Just over a month ago the Royal Institution of Chartered Surveyors (RICS) and the Canadian Institute of Quantity Surveyors issued a Canadian construction survey that called for a healthy construction workload in 2020 for most regions of Canada.
A few weeks later, the rosy RICS projections for Ontario are shot thanks to the COVID-19 pandemic. RICS member Darren Cash of Toronto, the cost management leader for consultants Turner & Townsend, offered insights into how project owners are evaluating new and existing projects in light of the current uncertainty in a recent interview.
“This is an unprecedented situation but there are tried and true principles of risk management in commercial management that can protect you from future issues that may arise,” Cash said.
The whole skill set of quantity surveyors — risk managing, project delivery, cost managing, schedule analysis — is being harnessed by nervous developers, Cash said.
“We as a profession are looking to take stock of projects and looking at schedule constraints and delays caused by labour not going to the site, caused by delivery of materials. What does that mean to projects?”
It is far from business as usual in the development sector but for quantify surveyors, Cash said, who are always assessing risk, consulting with clients continues along the same lines as always except that the risks are different. Some large projects take five to eight years from start to finish, he noted, so short-term risks are always viewed through a long lens.
“We maintain we should continue on and support them in any way we can by analyzing risk to the project, until such time as the authorities tell us to shut down,” Cash remarked.
“The situation is very fluid, and every client and project is very different. We have a number of projects in the design phase and we are providing advice to our clients that says, perhaps you should expand where you are getting material from, not focusing on supplies from any one area. Look at the risk profile on that.”

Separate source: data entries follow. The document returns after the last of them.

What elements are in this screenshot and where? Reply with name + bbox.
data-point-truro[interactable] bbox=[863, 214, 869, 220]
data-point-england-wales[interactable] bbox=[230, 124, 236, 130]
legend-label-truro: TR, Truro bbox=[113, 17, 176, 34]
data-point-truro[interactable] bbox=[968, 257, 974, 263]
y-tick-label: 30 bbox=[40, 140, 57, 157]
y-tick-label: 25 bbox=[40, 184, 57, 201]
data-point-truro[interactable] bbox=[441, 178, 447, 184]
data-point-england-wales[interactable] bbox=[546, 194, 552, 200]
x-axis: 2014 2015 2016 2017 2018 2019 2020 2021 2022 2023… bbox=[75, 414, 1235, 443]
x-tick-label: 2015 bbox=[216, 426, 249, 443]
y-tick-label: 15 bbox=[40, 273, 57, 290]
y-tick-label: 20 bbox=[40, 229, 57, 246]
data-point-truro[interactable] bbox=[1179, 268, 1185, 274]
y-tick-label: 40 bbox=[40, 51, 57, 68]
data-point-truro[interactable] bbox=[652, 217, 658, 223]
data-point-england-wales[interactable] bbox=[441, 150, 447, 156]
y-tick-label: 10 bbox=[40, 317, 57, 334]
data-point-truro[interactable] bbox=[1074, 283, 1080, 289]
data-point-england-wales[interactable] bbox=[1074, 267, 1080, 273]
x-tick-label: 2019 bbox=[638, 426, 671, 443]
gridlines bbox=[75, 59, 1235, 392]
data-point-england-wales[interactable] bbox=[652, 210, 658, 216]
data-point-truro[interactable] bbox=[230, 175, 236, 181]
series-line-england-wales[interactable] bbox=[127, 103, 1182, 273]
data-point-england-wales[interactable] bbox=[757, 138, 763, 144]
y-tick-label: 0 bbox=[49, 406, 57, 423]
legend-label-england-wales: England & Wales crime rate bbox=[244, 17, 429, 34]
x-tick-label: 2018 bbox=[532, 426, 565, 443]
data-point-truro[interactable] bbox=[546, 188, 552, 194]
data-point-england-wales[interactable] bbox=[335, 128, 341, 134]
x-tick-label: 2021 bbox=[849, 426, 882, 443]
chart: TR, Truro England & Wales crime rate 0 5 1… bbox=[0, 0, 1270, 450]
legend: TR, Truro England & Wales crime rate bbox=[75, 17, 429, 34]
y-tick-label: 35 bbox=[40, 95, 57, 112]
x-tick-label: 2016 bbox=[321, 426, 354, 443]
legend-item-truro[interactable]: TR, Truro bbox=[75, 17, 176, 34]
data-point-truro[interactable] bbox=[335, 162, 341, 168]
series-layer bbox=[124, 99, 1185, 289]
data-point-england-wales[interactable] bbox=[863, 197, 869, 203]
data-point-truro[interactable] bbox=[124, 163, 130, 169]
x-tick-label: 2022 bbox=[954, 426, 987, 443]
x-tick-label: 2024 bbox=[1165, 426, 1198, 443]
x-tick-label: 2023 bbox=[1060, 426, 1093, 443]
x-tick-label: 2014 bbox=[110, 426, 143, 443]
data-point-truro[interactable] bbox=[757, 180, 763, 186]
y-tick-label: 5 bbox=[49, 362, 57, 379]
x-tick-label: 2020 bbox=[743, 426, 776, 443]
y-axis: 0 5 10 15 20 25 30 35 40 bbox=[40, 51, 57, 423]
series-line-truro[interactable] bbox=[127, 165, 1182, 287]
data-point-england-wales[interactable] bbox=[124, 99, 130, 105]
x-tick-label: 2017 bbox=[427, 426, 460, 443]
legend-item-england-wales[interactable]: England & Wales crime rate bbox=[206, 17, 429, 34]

Costs are being watched very closely, said Cash, with spending on consulting and the associated “burn rate” — the value consultants are providing versus their cost — under a microscope.
With projects that are going to market, quantity surveyors take stock of the risk profiles of their clients.
“If they are risk averse, they might say, you know what, I am going to pull the tender, to wait for the market to settle down,” Cash explained. “And some are looking at the market and they may want to lock in at a certain price. Every bid has a 60-day or 90-day acceptance period on it, they may want to wait to 90 days to see if the crisis has abated.”
For projects underway, Cash said, it’s time to look at the schedule and do a full quantitative schedule risk analysis to monetize the risk in that schedule and understand from the client’s perspective which risks are tolerable, what can they live with at this stage, and what can be managed with appropriate controls.
“It is our job to be a voice of reason,” Cash remarked.
And not only is it not time to press the panic button, he explained, there are actually some positives in the long run for project planners.
“I can’t speak on behalf of every developer in the country, but there has never been a better time to borrow money,” Cash said. “Interest rates are getting down to all-time lows.
“There are billions of dollars being put in there for additional liquidity in the market. There is protection on loans backed by the government of Canada and the government of Ontario. There are levers being pulled by the governments to shore up the market.”
Returning to the RICS survey, Cash noted that an area like Toronto had good fundamentals before the crisis — despite a workforce shortage — and it still does. Project money has been flowing into Canada since 2008 and it may well continue when the COVID-19 crisis passes.
“In Canada, the way we have dealt with the crisis, that would give investors confidence in investing in this country,” Cash said.